Jorge - Bom, agora vamos ter um tempo para pensar no mundial. É um título também muito importante para o Brasil. É preciso agora ter fé para conquistar, e pra isso eu conto com toda a estrutura atrás de mim, ninguém ganha nada sozinho. Por isso ganhamos esses dois títulos importantes, aqui no país e fora do Brasil. Agora temos mais um título para ganhar fora do Brasil, e temos todas as condições como equipe e como estrutura para chegarmos a ele. Eu aprendi muita coisa no Brasil, e tenho aprendido. E tenho aprendido com um povo que é maravilhoso. Na Europa, não somos muito bons em expressar nosso sentimento, mas eu tenho aprendido. Nesse momento não passa mais nada na minha cabeça que não seja trabalhar pelo Flamengo. O que eu sei hoje, com muita certeza, é que temos um objetivo pra conquistar para a “nação”.
O senhor já se admitiu um apaixonado pelo Flamengo, se tiver um convite pro senhor permanecer, qual é a sua vontade? Quais são os planos pra depois do fim do contrato?

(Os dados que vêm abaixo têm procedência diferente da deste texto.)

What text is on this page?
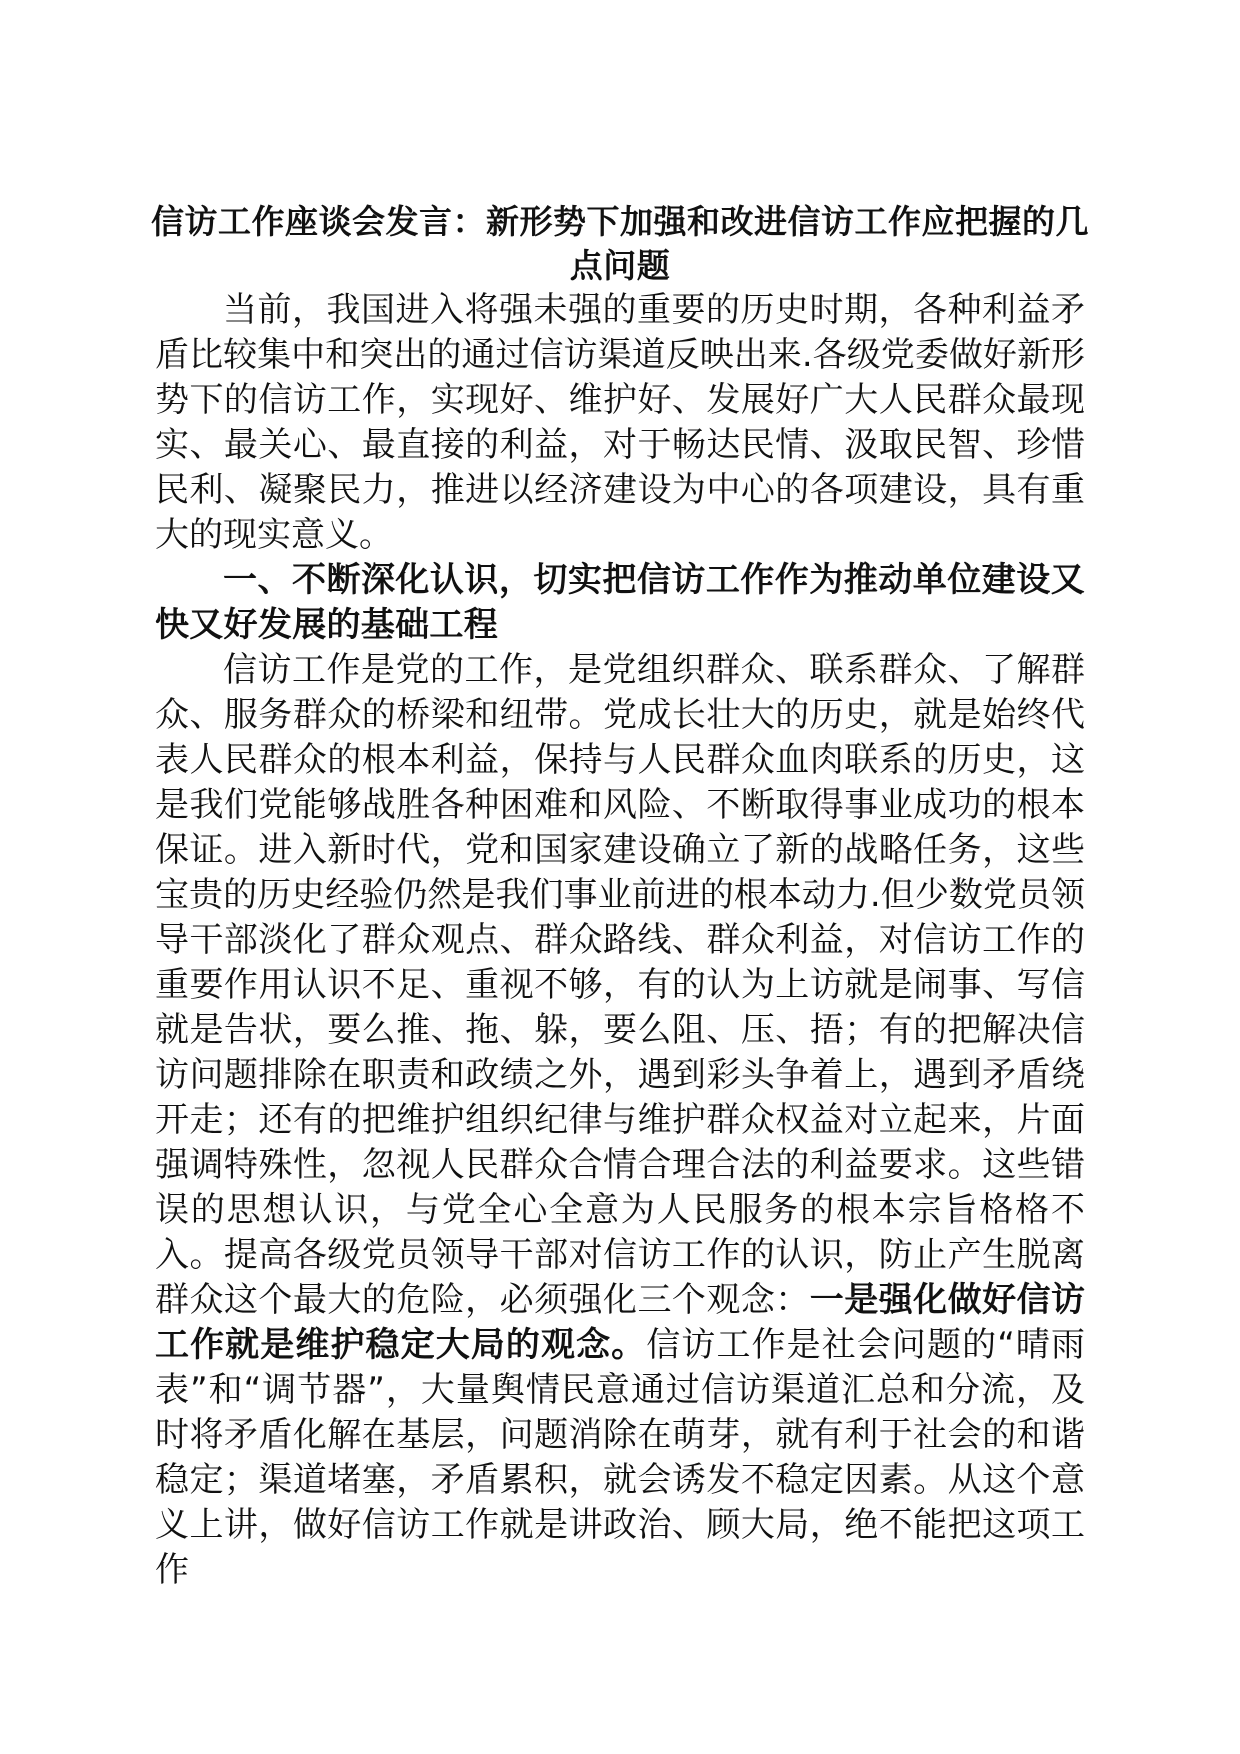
信访工作座谈会发言：新形势下加强和改进信访工作应把握的几点问题

当前，我国进入将强未强的重要的历史时期，各种利益矛盾比较集中和突出的通过信访渠道反映出来.各级党委做好新形势下的信访工作，实现好、维护好、发展好广大人民群众最现实、最关心、最直接的利益，对于畅达民情、汲取民智、珍惜民利、凝聚民力，推进以经济建设为中心的各项建设，具有重大的现实意义。

一、不断深化认识，切实把信访工作作为推动单位建设又快又好发展的基础工程

信访工作是党的工作，是党组织群众、联系群众、了解群众、服务群众的桥梁和纽带。党成长壮大的历史，就是始终代表人民群众的根本利益，保持与人民群众血肉联系的历史，这是我们党能够战胜各种困难和风险、不断取得事业成功的根本保证。进入新时代，党和国家建设确立了新的战略任务，这些宝贵的历史经验仍然是我们事业前进的根本动力.但少数党员领导干部淡化了群众观点、群众路线、群众利益，对信访工作的重要作用认识不足、重视不够，有的认为上访就是闹事、写信就是告状，要么推、拖、躲，要么阻、压、捂；有的把解决信访问题排除在职责和政绩之外，遇到彩头争着上，遇到矛盾绕开走；还有的把维护组织纪律与维护群众权益对立起来，片面强调特殊性，忽视人民群众合情合理合法的利益要求。这些错误的思想认识，与党全心全意为人民服务的根本宗旨格格不入。提高各级党员领导干部对信访工作的认识，防止产生脱离群众这个最大的危险，必须强化三个观念：一是强化做好信访工作就是维护稳定大局的观念。信访工作是社会问题的“晴雨表”和“调节器”，大量舆情民意通过信访渠道汇总和分流，及时将矛盾化解在基层，问题消除在萌芽，就有利于社会的和谐稳定；渠道堵塞，矛盾累积，就会诱发不稳定因素。从这个意义上讲，做好信访工作就是讲政治、顾大局，绝不能把这项工作
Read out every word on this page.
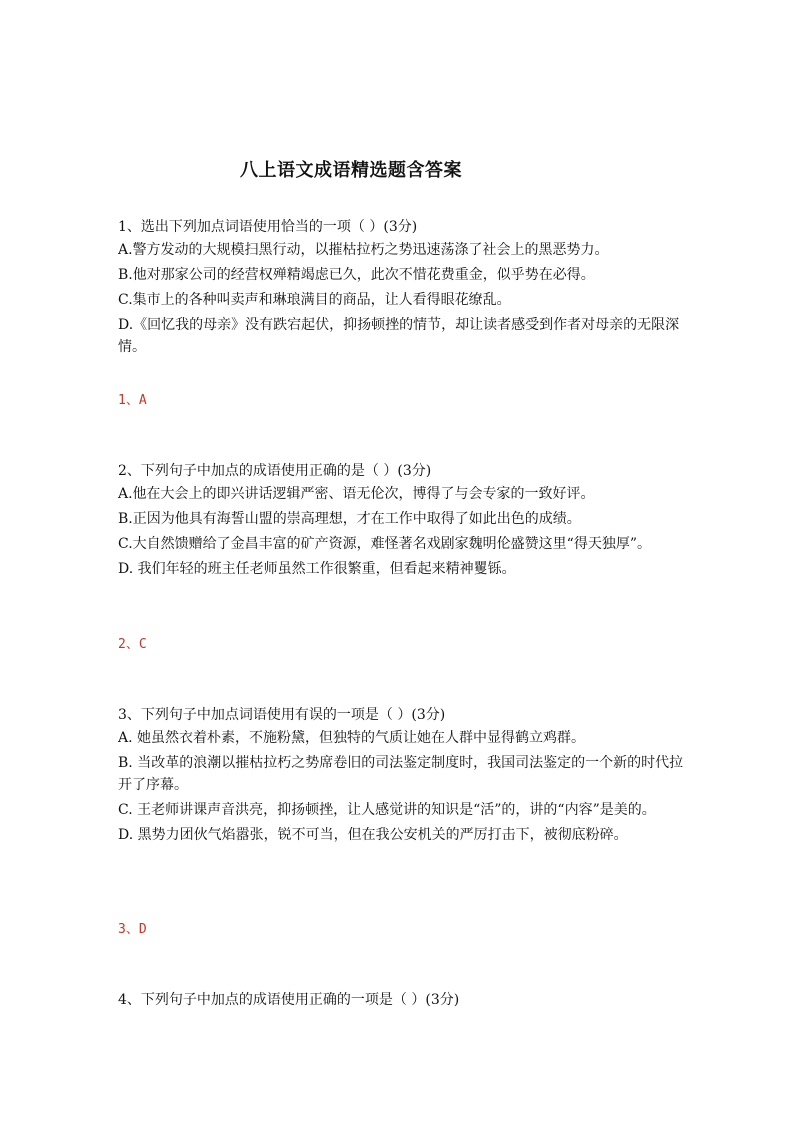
八上语文成语精选题含答案
1、选出下列加点词语使用恰当的一项（ ）(3分)
A.警方发动的大规模扫黑行动，以摧枯拉朽之势迅速荡涤了社会上的黑恶势力。
B.他对那家公司的经营权殚精竭虑已久，此次不惜花费重金，似乎势在必得。
C.集市上的各种叫卖声和琳琅满目的商品，让人看得眼花缭乱。
D.《回忆我的母亲》没有跌宕起伏，抑扬顿挫的情节，却让读者感受到作者对母亲的无限深情。
1、A
2、下列句子中加点的成语使用正确的是（ ）(3分)
A.他在大会上的即兴讲话逻辑严密、语无伦次，博得了与会专家的一致好评。
B.正因为他具有海誓山盟的崇高理想，才在工作中取得了如此出色的成绩。
C.大自然馈赠给了金昌丰富的矿产资源，难怪著名戏剧家魏明伦盛赞这里“得天独厚”。
D. 我们年轻的班主任老师虽然工作很繁重，但看起来精神矍铄。
2、C
3、下列句子中加点词语使用有误的一项是（ ）(3分)
A. 她虽然衣着朴素，不施粉黛，但独特的气质让她在人群中显得鹤立鸡群。
B. 当改革的浪潮以摧枯拉朽之势席卷旧的司法鉴定制度时，我国司法鉴定的一个新的时代拉开了序幕。
C. 王老师讲课声音洪亮，抑扬顿挫，让人感觉讲的知识是“活”的，讲的“内容”是美的。
D. 黑势力团伙气焰嚣张，锐不可当，但在我公安机关的严厉打击下，被彻底粉碎。
3、D
4、下列句子中加点的成语使用正确的一项是（ ）(3分)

Jorge - Não é fácil pra mim responder
essa pergunta diretamente. Se for
pelo coração, claro que eu gostaria
de ficar no Flamengo. Mas para além
disso há outros fatores que são importantes, que devem ser levados
em conta na vida de um treinador.
Mas vamos passo a passo, todos,
pensando no que é melhor para o
Flamengo, o que é melhor pra mim.
E quando tivermos que decidir, vamos levar em conta não só as decisões profissionais, mas também as
afetivas, porque as afetivas já estão
no meu coração. Nós vamos decidir
da melhor maneira.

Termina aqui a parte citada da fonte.